The nova would in time be visible over a light-century radius. Within its spectrum, careful astronomers might note the dark lines of hydrogen, oxygen, and smears of carbon. Habitats blew away in sprays of plasma. The handful of stragglers that survived battled to reconstruct their mobility and life support systems. Shark-ships hidden half a century before in the rubble of asteroid belts and planetary ring systems woke from their long sleeps and went a-hunting.
Alone in his splinter ship in the deep dark, Jedden, his thoughts outward to the fabric of space-time and at the same time inward to the beauty of number, the song within him, saw the system suddenly turn white with death light. He heard five hundred billion sentients die. All of them, all at once, all their voices and hearts. He heard Seriantep die, he heard those other Taynish die, those who had turned away from their home world in the hope of knowledge and experience beyond anything their world could offer. Every life he had ever touched, that had ever been part of him, that had shared number or song or intimacy beyond fleshly sex. He heard the death of the Anpreen migration. Then he was alone. Jedden went dark for fifty years. He contemplated the annihilation of the last of the Anpreen. He drew up escape plans. He waited. Fifty years was enough. He lit the scalarity drive. Space-time stretched. Behind him, he caught the radiation signature of a fusion drive igniting and the corresponding electromagnetic flicker of a scoopfield going up. Fifty years was not enough.
That would be his last miscalculation.
Twenty years to bend his course away from Tay. Another ten to set up the dec
eption. As you deceived us, so I will fool you, Jedden thought as he tacked ever closer to lightspeed. And with the same device, a neutron star.
Jedden awoke from the sleep that was beyond dreams, a whisper away from death, that only disembodied intelligences can attain. The magnetic vortex of the hunter’s scoopfield filled half the sky. Less than a light-minute separated them. Within the next ten objective years, the Enemy ship would overtake and destroy Jedden. Not with physical weapons or even directed energy, but with information: skullware and dark phages that would dissolve him into nothingness or worse, isolate him from any external sense or contact, trapped in unending silent, nerveless darkness.
The moment, when it came, after ninety light-years, was too fine-grained for hominiform intelligence. Jedden’s sub-routines, the autonomic responses that controlled the ship that was his body, opened the scalarity drive and summoned the dark energy. Almost instantly, the Enemy responded to the course change, but that tiny relativistic shift, the failure of simultaneity, was Jedden’s escape and life.

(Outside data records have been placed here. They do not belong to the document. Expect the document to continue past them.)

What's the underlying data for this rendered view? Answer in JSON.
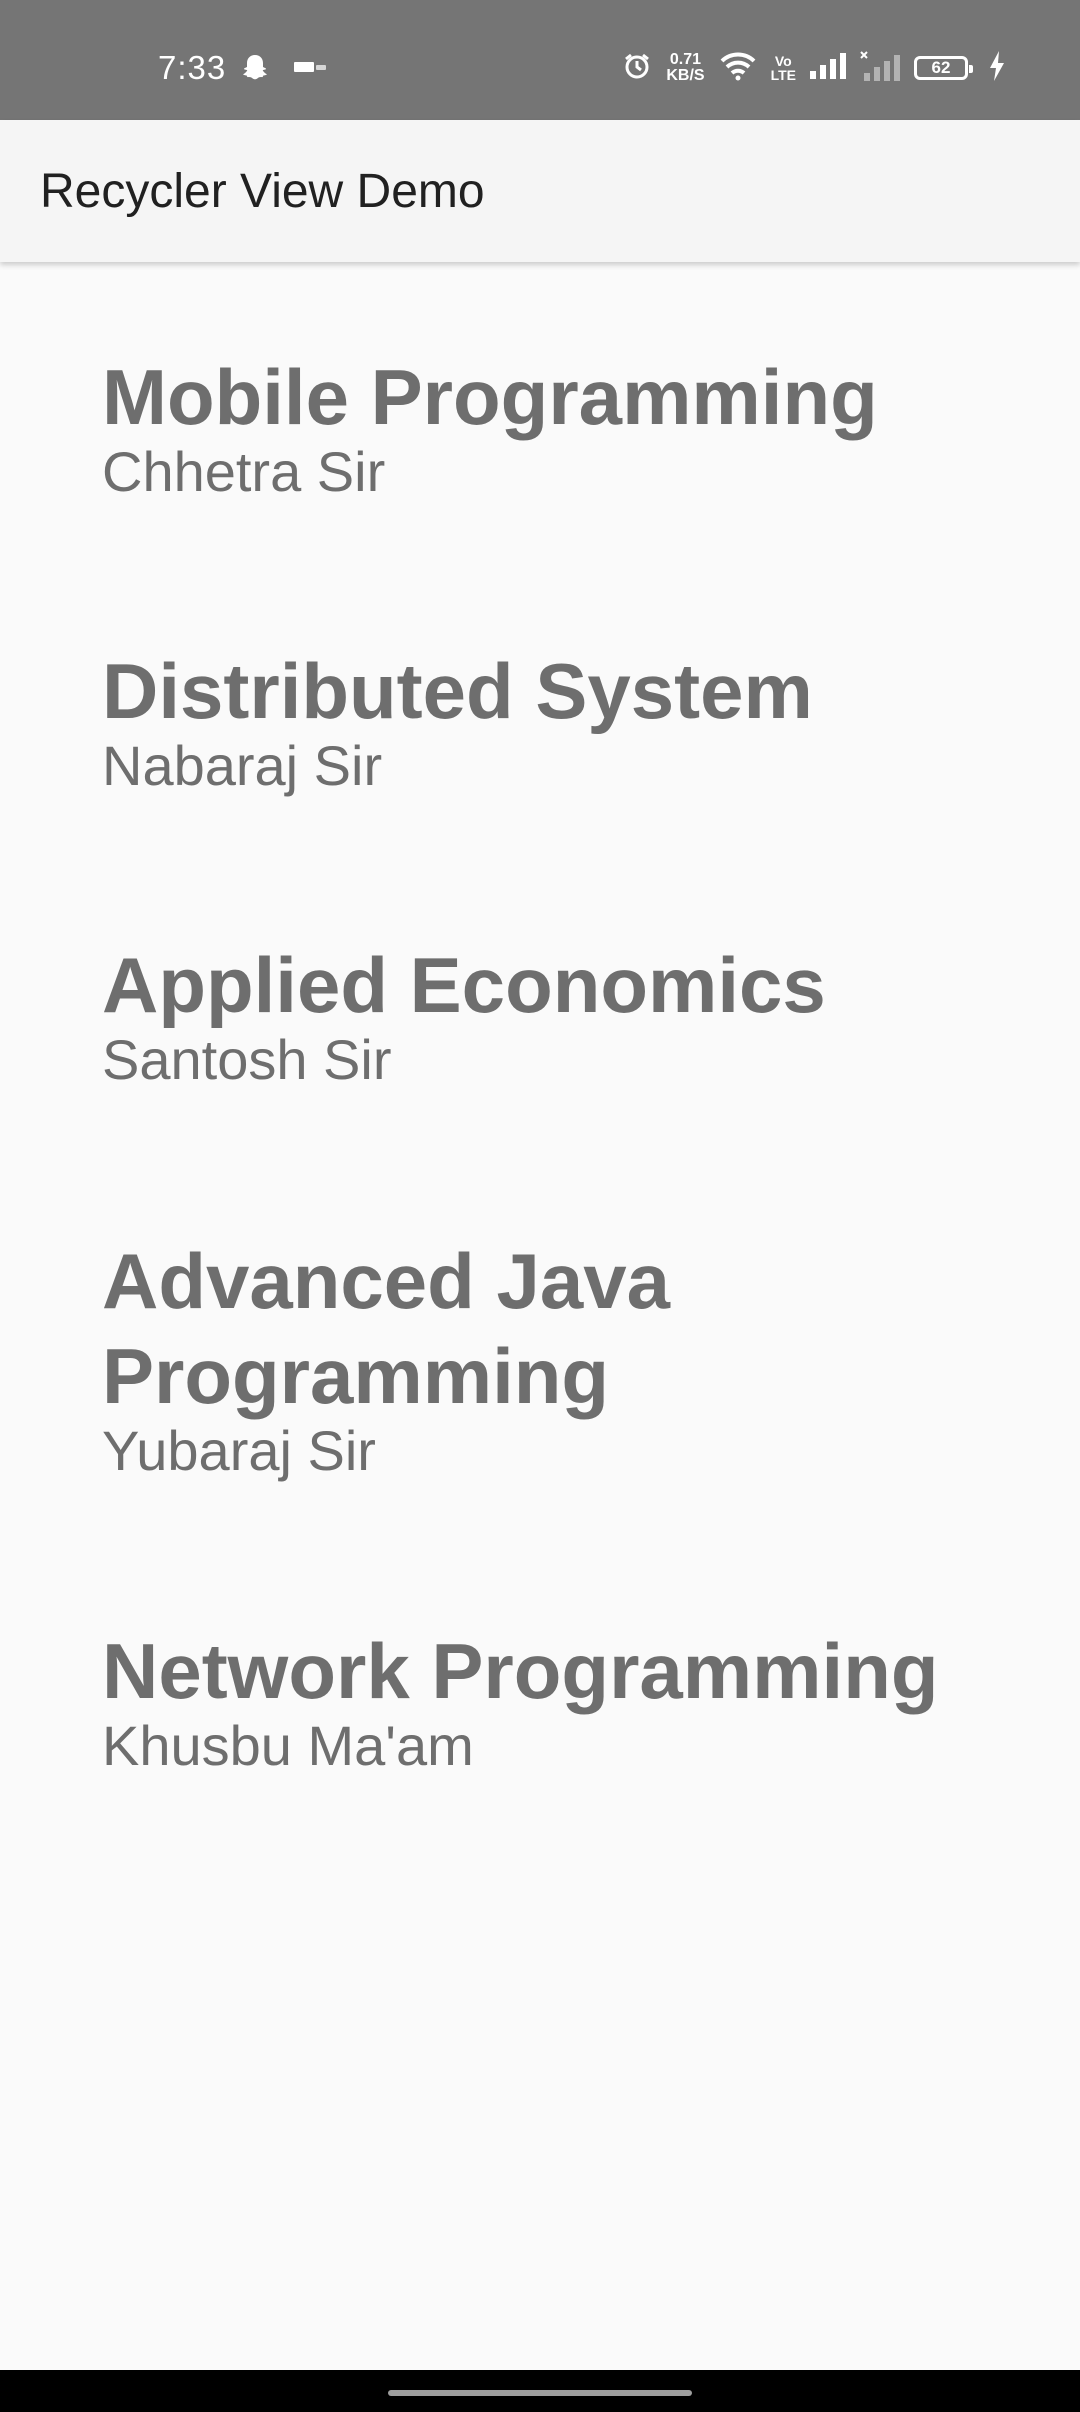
{
  "status_bar": {
    "time": "7:33",
    "icons_left": [
      "snapchat-icon",
      "notification-icon"
    ],
    "net_speed_value": "0.71",
    "net_speed_unit": "KB/S",
    "volte_top": "Vo",
    "volte_bottom": "LTE",
    "battery_level": "62",
    "icons_right": [
      "alarm-icon",
      "wifi-icon",
      "signal-icon",
      "signal-off-icon",
      "battery-icon",
      "charging-icon"
    ],
    "background": "#757575"
  },
  "app_bar": {
    "title": "Recycler View Demo",
    "background": "#f5f5f5"
  },
  "list": {
    "items": [
      {
        "title": "Mobile Programming",
        "subtitle": "Chhetra Sir"
      },
      {
        "title": "Distributed System",
        "subtitle": "Nabaraj Sir"
      },
      {
        "title": "Applied Economics",
        "subtitle": "Santosh Sir"
      },
      {
        "title": "Advanced Java Programming",
        "subtitle": "Yubaraj Sir"
      },
      {
        "title": "Network Programming",
        "subtitle": "Khusbu Ma'am"
      }
    ],
    "text_color": "#6e6e6e"
  }
}
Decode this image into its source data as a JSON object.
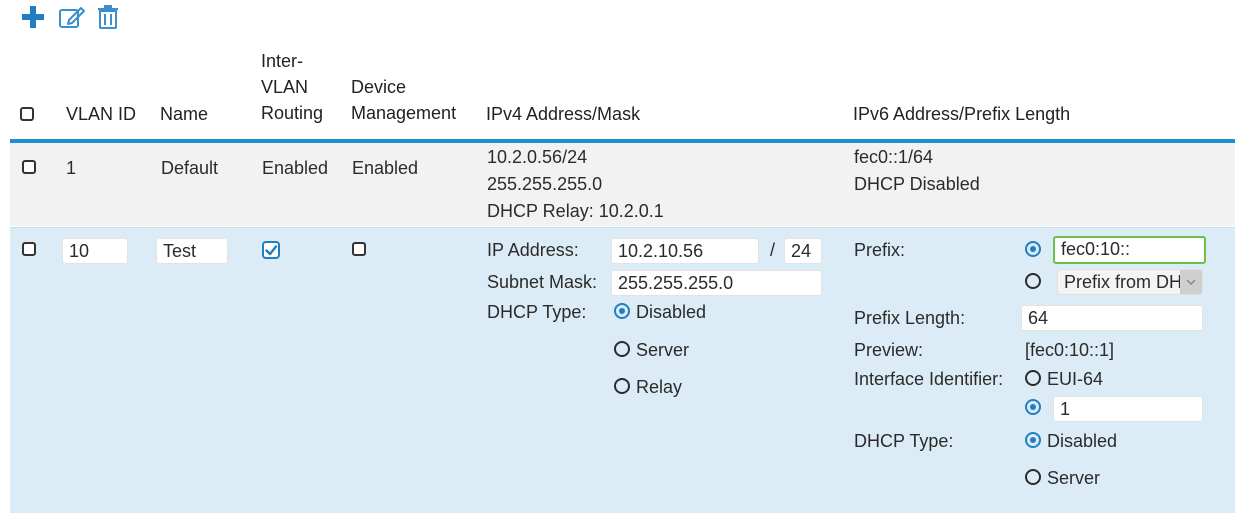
{
  "toolbar": {
    "add_icon": "plus-icon",
    "edit_icon": "pencil-edit-icon",
    "delete_icon": "trash-icon"
  },
  "table": {
    "headers": {
      "vlan_id": "VLAN ID",
      "name": "Name",
      "inter_vlan_line1": "Inter-",
      "inter_vlan_line2": "VLAN",
      "inter_vlan_line3": "Routing",
      "device_mgmt_line1": "Device",
      "device_mgmt_line2": "Management",
      "ipv4": "IPv4 Address/Mask",
      "ipv6": "IPv6 Address/Prefix Length"
    },
    "row1": {
      "vlan_id": "1",
      "name": "Default",
      "inter_vlan": "Enabled",
      "device_mgmt": "Enabled",
      "ipv4_line1": "10.2.0.56/24",
      "ipv4_line2": "255.255.255.0",
      "ipv4_line3": "DHCP Relay: 10.2.0.1",
      "ipv6_line1": "fec0::1/64",
      "ipv6_line2": "DHCP Disabled"
    },
    "row2": {
      "vlan_id": "10",
      "name": "Test",
      "inter_vlan_checked": true,
      "device_mgmt_checked": false,
      "ipv4": {
        "ip_label": "IP Address:",
        "ip_value": "10.2.10.56",
        "slash": "/",
        "prefix_value": "24",
        "mask_label": "Subnet Mask:",
        "mask_value": "255.255.255.0",
        "dhcp_label": "DHCP Type:",
        "dhcp_options": [
          "Disabled",
          "Server",
          "Relay"
        ],
        "dhcp_selected": "Disabled"
      },
      "ipv6": {
        "prefix_label": "Prefix:",
        "prefix_value": "fec0:10::",
        "prefix_dropdown": "Prefix from DHCP",
        "prefix_length_label": "Prefix Length:",
        "prefix_length_value": "64",
        "preview_label": "Preview:",
        "preview_value": "[fec0:10::1]",
        "iface_label": "Interface Identifier:",
        "iface_option_eui": "EUI-64",
        "iface_value": "1",
        "dhcp_label": "DHCP Type:",
        "dhcp_options": [
          "Disabled",
          "Server"
        ],
        "dhcp_selected": "Disabled"
      }
    }
  },
  "colors": {
    "accent": "#1f8fd0",
    "row_default_bg": "#f2f2f2",
    "row_edit_bg": "#dcecf6",
    "focus_border": "#6cc04a",
    "radio_on": "#1f7fc0"
  }
}
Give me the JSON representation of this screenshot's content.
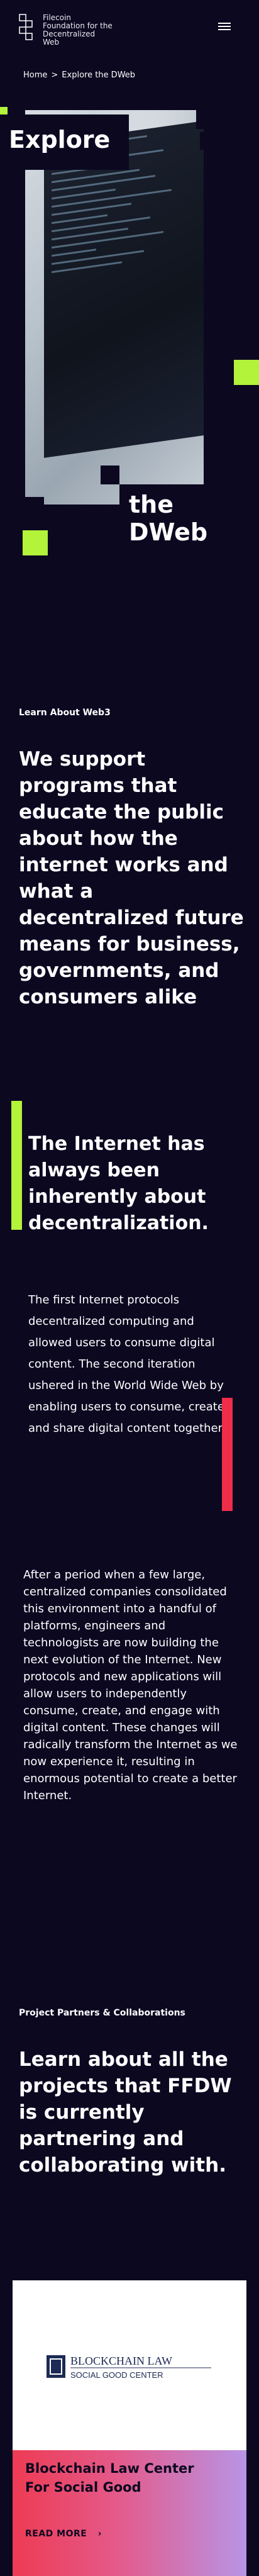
{
  "header": {
    "brand_lines": [
      "Filecoin",
      "Foundation for the",
      "Decentralized",
      "Web"
    ],
    "menu_icon": "hamburger-icon"
  },
  "breadcrumb": {
    "home": "Home",
    "separator": ">",
    "current": "Explore the DWeb"
  },
  "hero": {
    "title_part1": "Explore",
    "title_part2": "the DWeb",
    "accent_color": "#b3f33a"
  },
  "learn_section": {
    "eyebrow": "Learn About Web3",
    "statement": "We support programs that educate the public about how the internet works and what a decentralized future means for business, governments, and consumers alike"
  },
  "internet_section": {
    "heading": "The Internet has always been inherently about decentralization.",
    "paragraph_1": "The first Internet protocols decentralized computing and allowed users to consume digital content. The second iteration ushered in the World Wide Web by enabling users to consume, create and share digital content together.",
    "paragraph_2": "After a period when a few large, centralized companies consolidated this environment into a handful of platforms, engineers and technologists are now building the next evolution of the Internet. New protocols and new applications will allow users to independently consume, create, and engage with digital content. These changes will radically transform the Internet as we now experience it, resulting in enormous potential to create a better Internet.",
    "colors": {
      "lime": "#b3f33a",
      "red": "#ef2d49"
    }
  },
  "partners_section": {
    "eyebrow": "Project Partners & Collaborations",
    "heading": "Learn about all the projects that FFDW is currently partnering and collaborating with."
  },
  "partner_card": {
    "logo_line1": "BLOCKCHAIN LAW",
    "logo_line2": "SOCIAL GOOD CENTER",
    "title": "Blockchain Law Center For Social Good",
    "cta": "READ MORE",
    "cta_icon": "chevron-right-icon"
  }
}
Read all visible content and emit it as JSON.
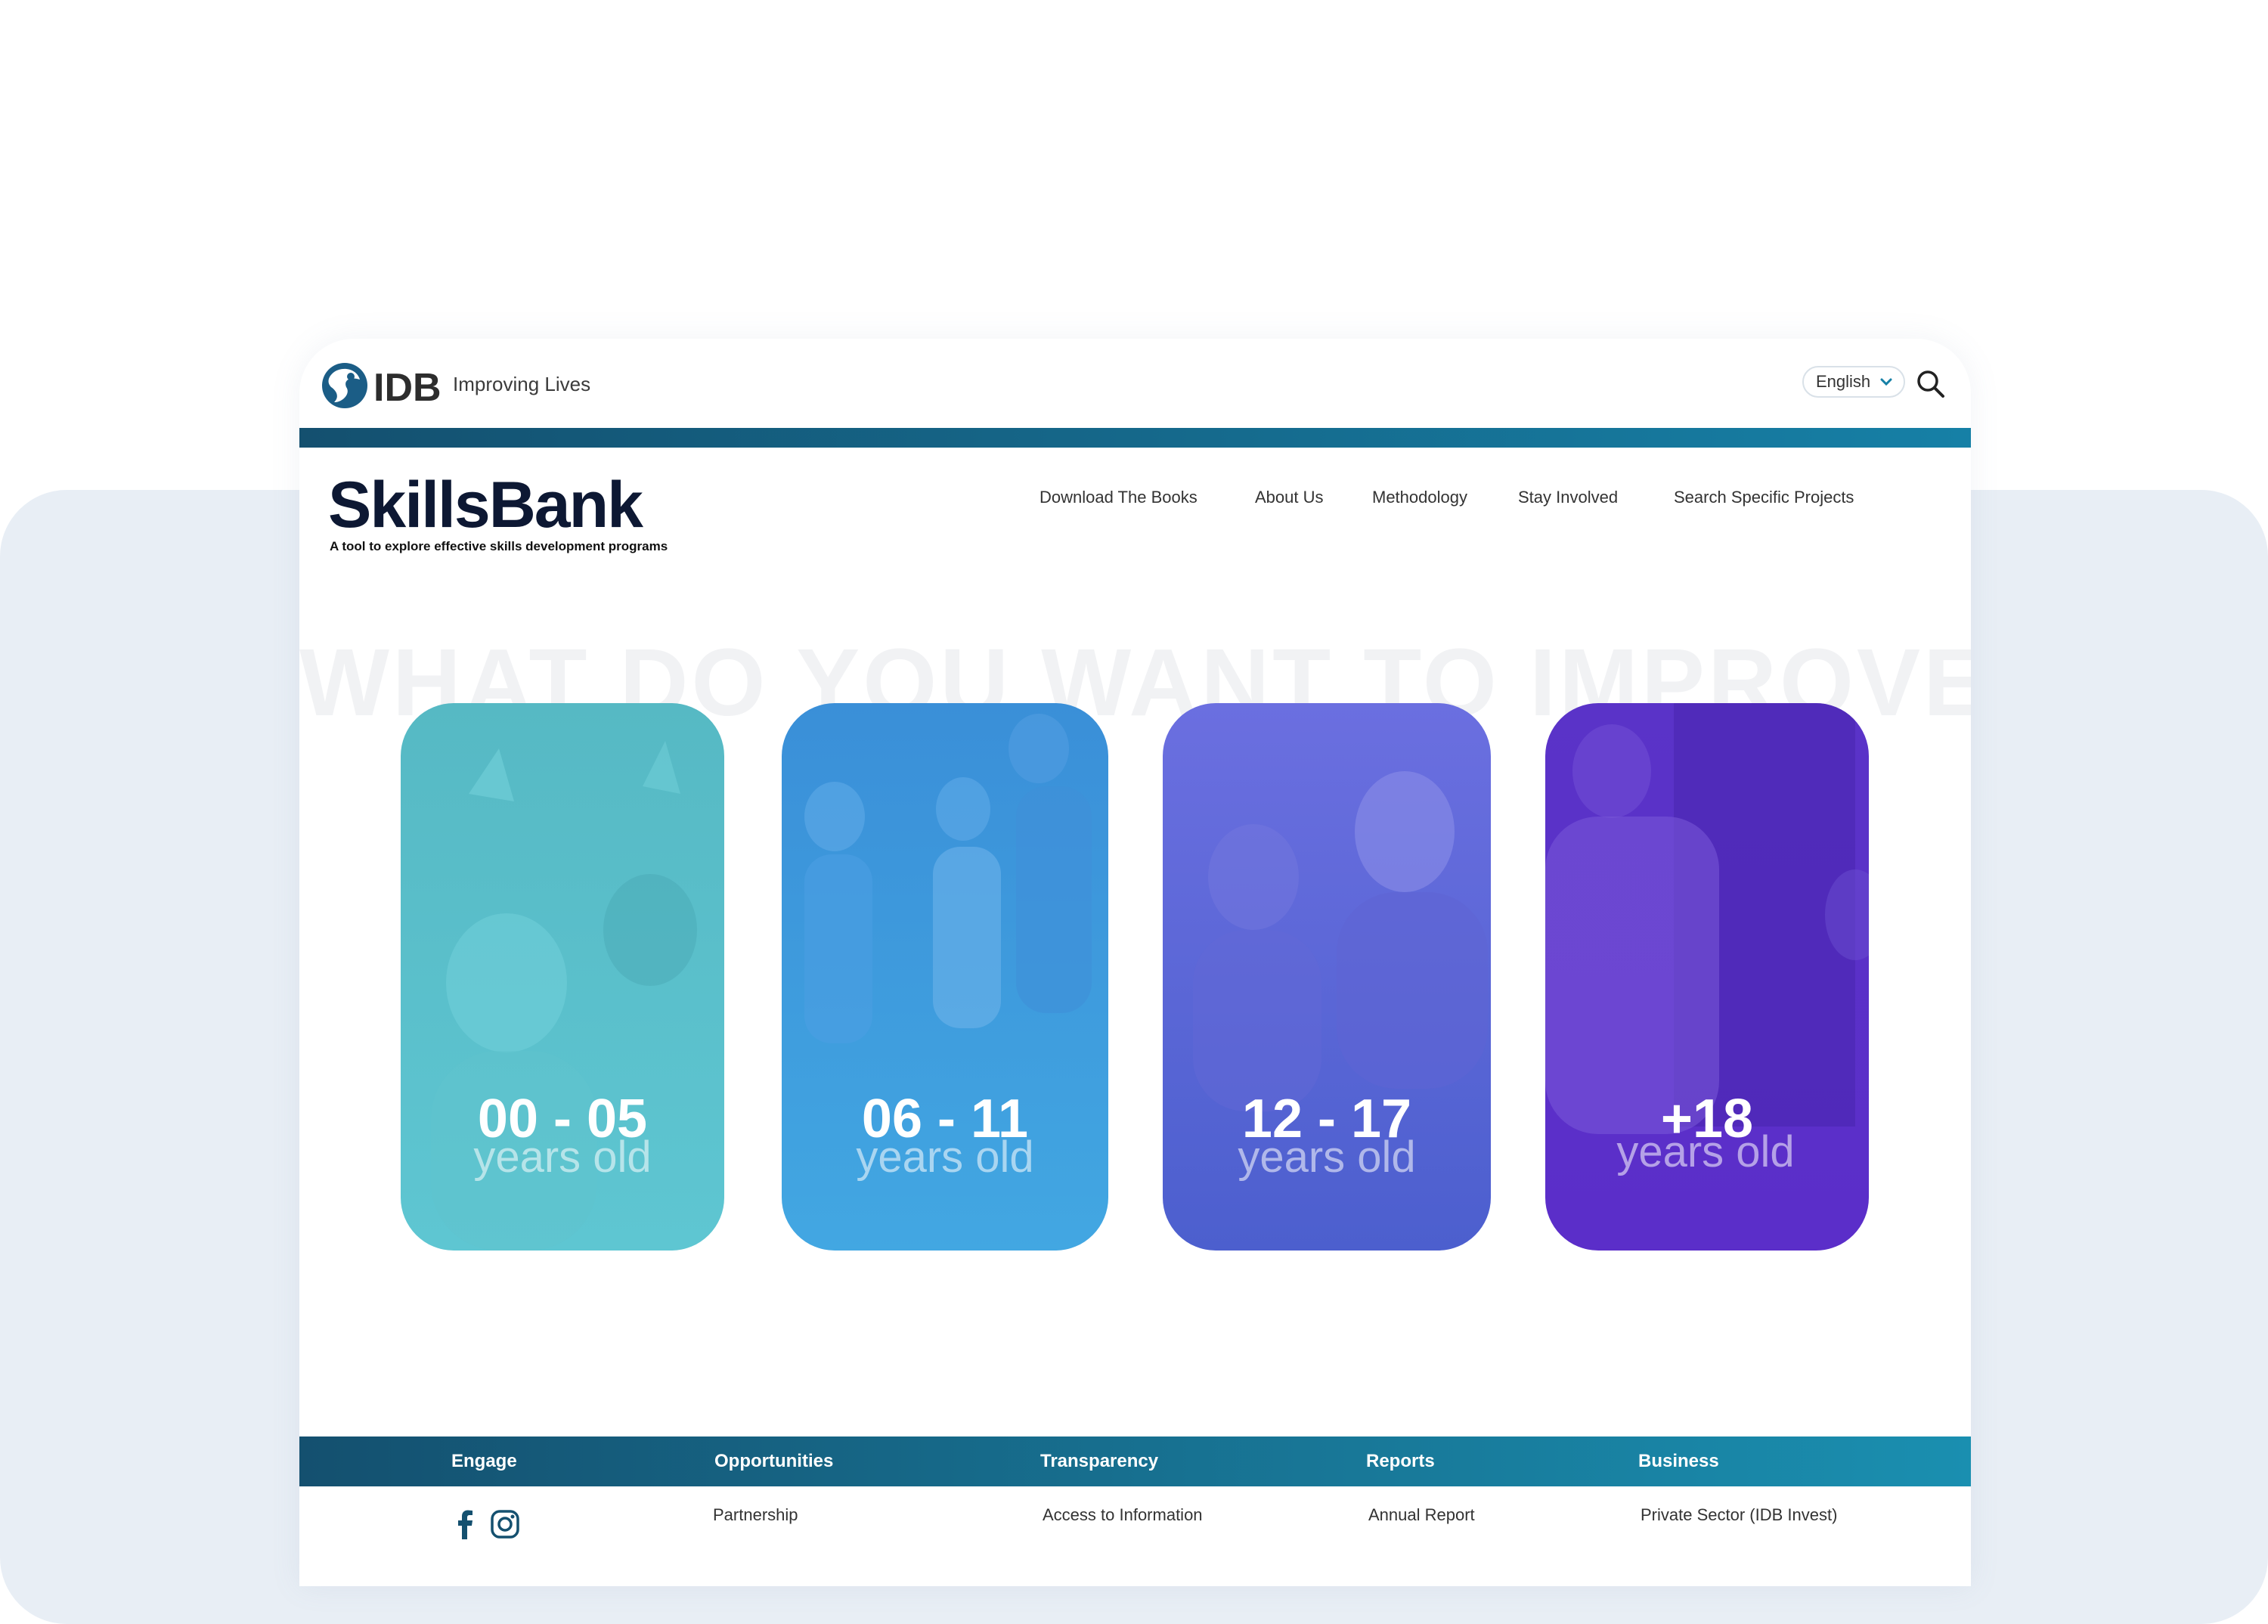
{
  "topbar": {
    "logo_text": "IDB",
    "tagline": "Improving Lives",
    "language": "English"
  },
  "site": {
    "title": "SkillsBank",
    "subtitle": "A tool to explore effective skills development programs"
  },
  "nav": {
    "items": [
      "Download The Books",
      "About Us",
      "Methodology",
      "Stay Involved",
      "Search Specific Projects"
    ]
  },
  "hero": {
    "watermark": "WHAT DO YOU WANT TO IMPROVE?",
    "cards": [
      {
        "age": "00 - 05",
        "label": "years old",
        "color_top": "#56b9c4",
        "color_bottom": "#5ec6d2"
      },
      {
        "age": "06 - 11",
        "label": "years old",
        "color_top": "#3a8fd8",
        "color_bottom": "#42a7e2"
      },
      {
        "age": "12 - 17",
        "label": "years old",
        "color_top": "#5a62d6",
        "color_bottom": "#4c5fce"
      },
      {
        "age": "+18",
        "label": "years old",
        "color_top": "#5a2fc6",
        "color_bottom": "#5b2ec9"
      }
    ]
  },
  "footer": {
    "headings": [
      "Engage",
      "Opportunities",
      "Transparency",
      "Reports",
      "Business"
    ],
    "links": [
      "Partnership",
      "Access to Information",
      "Annual Report",
      "Private Sector (IDB Invest)"
    ],
    "social_icons": [
      "facebook-icon",
      "instagram-icon"
    ]
  },
  "colors": {
    "accent_dark": "#14506f",
    "accent_light": "#1a8fb0",
    "brand_navy": "#0d1833",
    "background_panel": "#e8eef5"
  }
}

Among the memories frozen into the heart of the Bose-Einstein condensate were the star-logs of the Cush Né, a fellow migrant race the Anpreen had encountered—by chance, as all such meets must be—in the big cold between stars. Their star maps charted a rogue star, a neutron dwarf ejected from its stellar system and wandering dark and silent, almost invisible, through deep space. Decades ago, when he felt the enemy ramfield go up and knew that he had not escaped, Jedden had made the choice and the calculations. Now he turned his flight, a prayer short of light-speed, toward the wandering star.
Jedden had long ago abolished fear. Yet he experienced a strange psychosomatic sensation in that part of the splinter-ship that corresponded to his testicles. Balls tightening. The angle of insertion was so precise that Jedden had had to calculate the impact of stray hydroxyl radicals on his ablation field. One error would send him at relativistic speed head on into a neutron star. But he did not doubt his ability, he did not fear, and now he understood what the sensation in his phantom testicles was. Excitement.